Durch meine freiberufliche Tätigkeit als Bühnen-, Kostümbildner und Karikaturenzeichner sind Bezüge zu Figur und Raum praxisbezogen, lebensnah und damit gut vermittelbar. Weit spannt sich der Bogen inzwischen vom anfangs mal auf die Naturbeobachtung gelegten Schwerpunkt bis hin zu immer wieder neuen Vorhaben. Ein Beispiel dafür sind Collagen, Assemblagen und manchmal sogar auch Karikaturen. Sie werden mutig in Angriff genommen. Mit viel Freude beim Anfertigen der Arbeiten aus Zeitungsausschnitten, besonderen Papieren und mitunter auch mal einem zeichnerischen oder malerischen Eingriff vermittelten sich so locker und leicht Arrangement und Komposition auf dem weißen Blatt.

Verblüffende Ergebnisse mit Charme und Witz liegen am Ende des Kursabends dann aufgereiht nebeneinander am Boden. Schauen, Staunen und befreiendes Lachen!

Als Kursleiter mache ich immer wieder neue Vorschläge oder frage nach dem, was interessiert. Was ist Expressionismus und was Impressionismus, was ist der Unterschied?

An Hand von wichtigen Darstellungen aus der Kunstgeschichte, ich bringe Bücher und Abbildungen mit, wird Gewinn gezogen. Und so hatte es allen der Expressionismus dabei besonders angetan. Eigenständige, kleine Skizzen und Malwerke entstanden so auf der Basis produktiven Kopierens. Diese sind nunmehr in einer Ausstellung ab 13. Dezember im Studio Bildende Kunst zu sehen.

Auch was jeden an Ereignissen im kulturellen Leben der Stadt auffällt und interessiert, kann Gegenstand der schöpferischen Auseinandersetzung sein. Persönliche Vorlieben für eine Kunstrichtung, eine technische Herangehensweise, ein ganz spezielles Bild, all das kann Grundlage für neue Ideen sein. So sind wir alle im Laufe der Jahre zu einer Gemeinschaft geworden, die sich durch das gemeinsame Interesse an der lebendigen Beschäftigung mit Kunst, gefunden hat. Die verschiedenartigen Charaktere der Teilnehmer, die Bereitschaft, selbst Neues und Interessantes einzubringen, Anregungen aufzunehmen, ist die Basis dafür. Wir kennen uns eben auf eine ganz besondere Art und Weise.

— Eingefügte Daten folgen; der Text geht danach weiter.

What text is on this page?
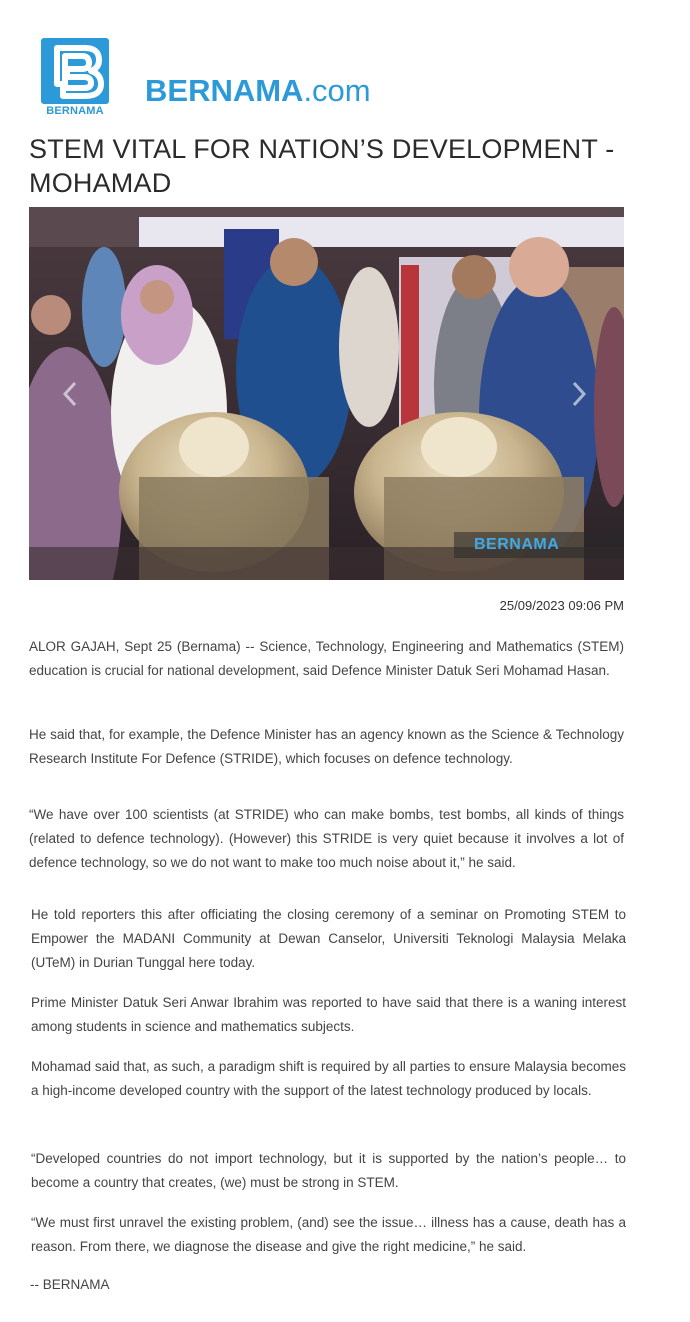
BERNAMA
BERNAMA.com
STEM VITAL FOR NATION’S DEVELOPMENT - MOHAMAD
BERNAMA
25/09/2023 09:06 PM

ALOR GAJAH, Sept 25 (Bernama) -- Science, Technology, Engineering and Mathematics (STEM) education is crucial for national development, said Defence Minister Datuk Seri Mohamad Hasan.

He said that, for example, the Defence Minister has an agency known as the Science & Technology Research Institute For Defence (STRIDE), which focuses on defence technology.

“We have over 100 scientists (at STRIDE) who can make bombs, test bombs, all kinds of things (related to defence technology). (However) this STRIDE is very quiet because it involves a lot of defence technology, so we do not want to make too much noise about it,” he said.

He told reporters this after officiating the closing ceremony of a seminar on Promoting STEM to Empower the MADANI Community at Dewan Canselor, Universiti Teknologi Malaysia Melaka (UTeM) in Durian Tunggal here today.

Prime Minister Datuk Seri Anwar Ibrahim was reported to have said that there is a waning interest among students in science and mathematics subjects.

Mohamad said that, as such, a paradigm shift is required by all parties to ensure Malaysia becomes a high-income developed country with the support of the latest technology produced by locals.

“Developed countries do not import technology, but it is supported by the nation’s people… to become a country that creates, (we) must be strong in STEM.

“We must first unravel the existing problem, (and) see the issue… illness has a cause, death has a reason. From there, we diagnose the disease and give the right medicine,” he said.

-- BERNAMA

Es ist eigentlich immer wieder das Schönste, vom Anderen in Erstaunen versetzt zu werden, zu erfahren, dass im schöpferischen Prozess Dinge passieren, die mit Entwicklung und ein wenig mit Über-sich-Hinauswachsen zu tun haben und welche in einer freundlichen, lustigen Atmosphäre voller Widersprüche und Gemeinsamkeiten zu einer Verbundenheit führen.
Und so ist es auch kein Wunder, dass die Gruppe sich auch außerhalb des „Ateliers“ zusammenfindet, z.B. beim letzten Treffen vor Weihnachten und dem alljährlichen Sommertreffen im Garten eines unserer Mitglieder. So lernt ein jeder vom anderen. Und ich als Kursleiter lerne dabei auch. Der produktive Geist und unser guter, zwischenmenschlicher Umgang lassen hoffen, dass es noch lange so weitergehen möge. Es macht Spaß!